Transport passagers (Mds-passagers-km)

19942010 Variation
Volume global 65.2 83.1 + 27 %
Opérateurs concurrents la concurrence sur ce secteur n'est que marginale, inférieure à 1%

Transport régional (Mds-trains-km )

19942010Variation
Volume global 502 634 + 26 %
DB 490 497 + 1.5 %
Opérateurs concurrents 12 137 + 22 %

Malgré l'ouverture à la concurrence le chiffre d'affaires de la DB est en augmentation

Données financières (en Md€) :

1994 2010Variation
CA de la DB 14.8 34.4 + 132 %
Fond fédéraux affectés 20.4 16.9 (- ) 17 %

Investissements avant/après la réforme (en Md€)

1970>19931994>2010
Investissements 52 sur 24 ans 125 sur 17 ans

L'organisation française actuelle ne ressemble pas du tout au modèle allemand : en France RFF est un EPIC distinct de la SNCF créé en 1997 avec pour objectif de :

  1. réorganiser le rail français pour se mettre en conformité avec la directive européenne 91-440
  2. soulager la SNCF d'une partie de la dette, 20 milliards d'euros, liée à l'infrastructure en la transférant à RFF
  3. mettre en place une organisation avec RFF en tant que gestionnaire du réseau et la SNCF qui serait gestionnaire délégué (RFF a la responsabilité de l'infrastructure mais n'a pas les personnels pour l'entretien, pas plus que les horairistes pour les sillons etc.) Ce schéma ne donne satisfaction ni à la SNCF ni à RFF. C'est pourquoi Guillaume Pepy plaide pour une organisation à l'allemande avec une intégration de l'infrastructure, alors qu'Hubert du Mesnil, patron de RFF, plaide, lui, pour une véritable séparation des entités en récupérant tout le personnel de la SNCF travaillant pour RFF dans le cadre de la gestion déléguée.

On se doute que dans ce contexte, la Cour européenne de justice qui s'apprête à juger l'Allemagne (mais aussi 12 autres pays dont la France) pour une implémentation incomplète du premier paquet ferroviaire européen (directive européenne 91-440) qui prévoyait une séparation stricte entre réseaux et activités opérationnelles, va voir sa décision examinée de près. Il faut croire que le texte n'était pas suffisamment précis car des différences d'interprétation subsistent, comme le souligne Hervé Mariton [1] : "Tant que le droit communautaire laissera perdurer la possibilité de regrouper dans un holding l'infrastructure et les services de transport, il demeurera toujours un doute quant à la non-discrimination." Ce qui est le cas en Allemagne, où des opérateurs privés ont porté plainte pour un traitement non équitable en ce qui concerne l'accès au réseau.
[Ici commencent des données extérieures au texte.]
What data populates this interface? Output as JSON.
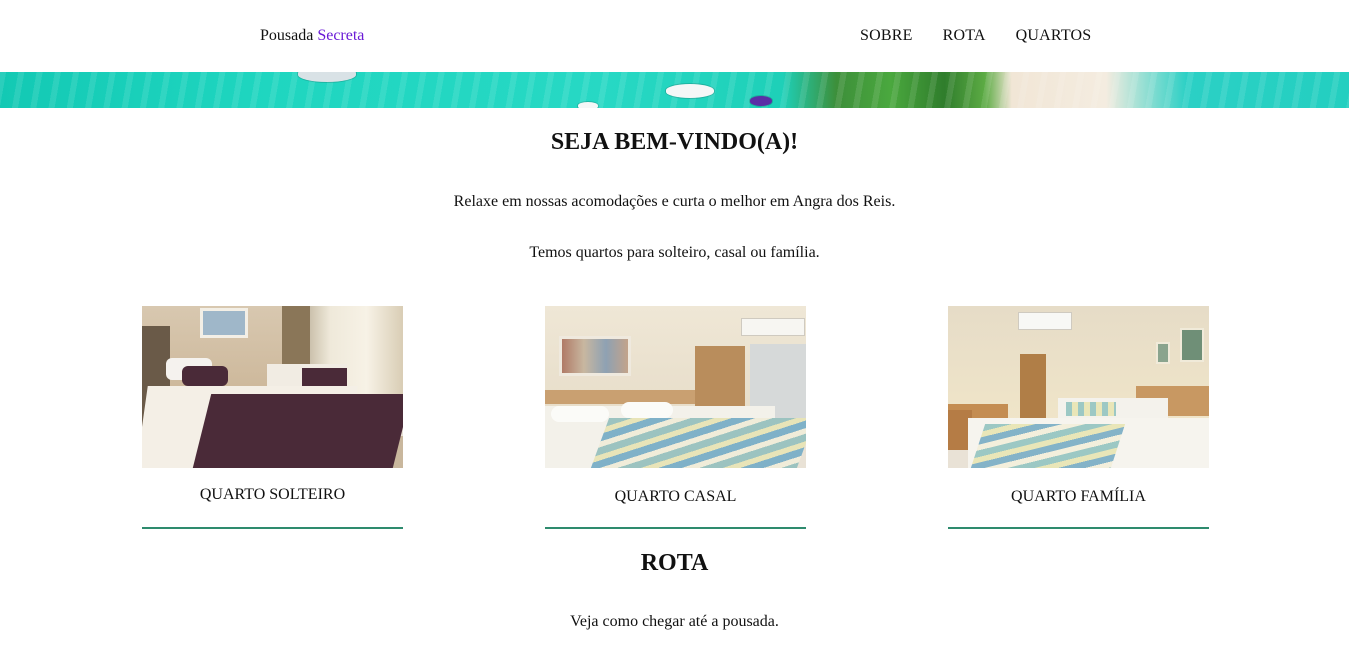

C'est ce que le tribunal administratif fédéral a retenu contre la DB en octobre 2011 pour pratiques discriminatoires lors de l'attribution de sillons. Cette décision a de facto repoussé la sortie du quatrième paquet ferroviaire à début 2013.

Ces problèmes amènent à relativiser les avantages d'une intégration complète, mais si de tout façon on veut transposer le modèle allemand en France, il faut le faire jusqu'au bout c'est-à-dire avec reprise de la dette ferroviaire par l'État ; abandon du statut public pour une partie des agents et ouverture effective du marché sur tous les segments. Vaste programme.

[1] Rapport d'information de l'Assemblée Nationale du 1 février 2012.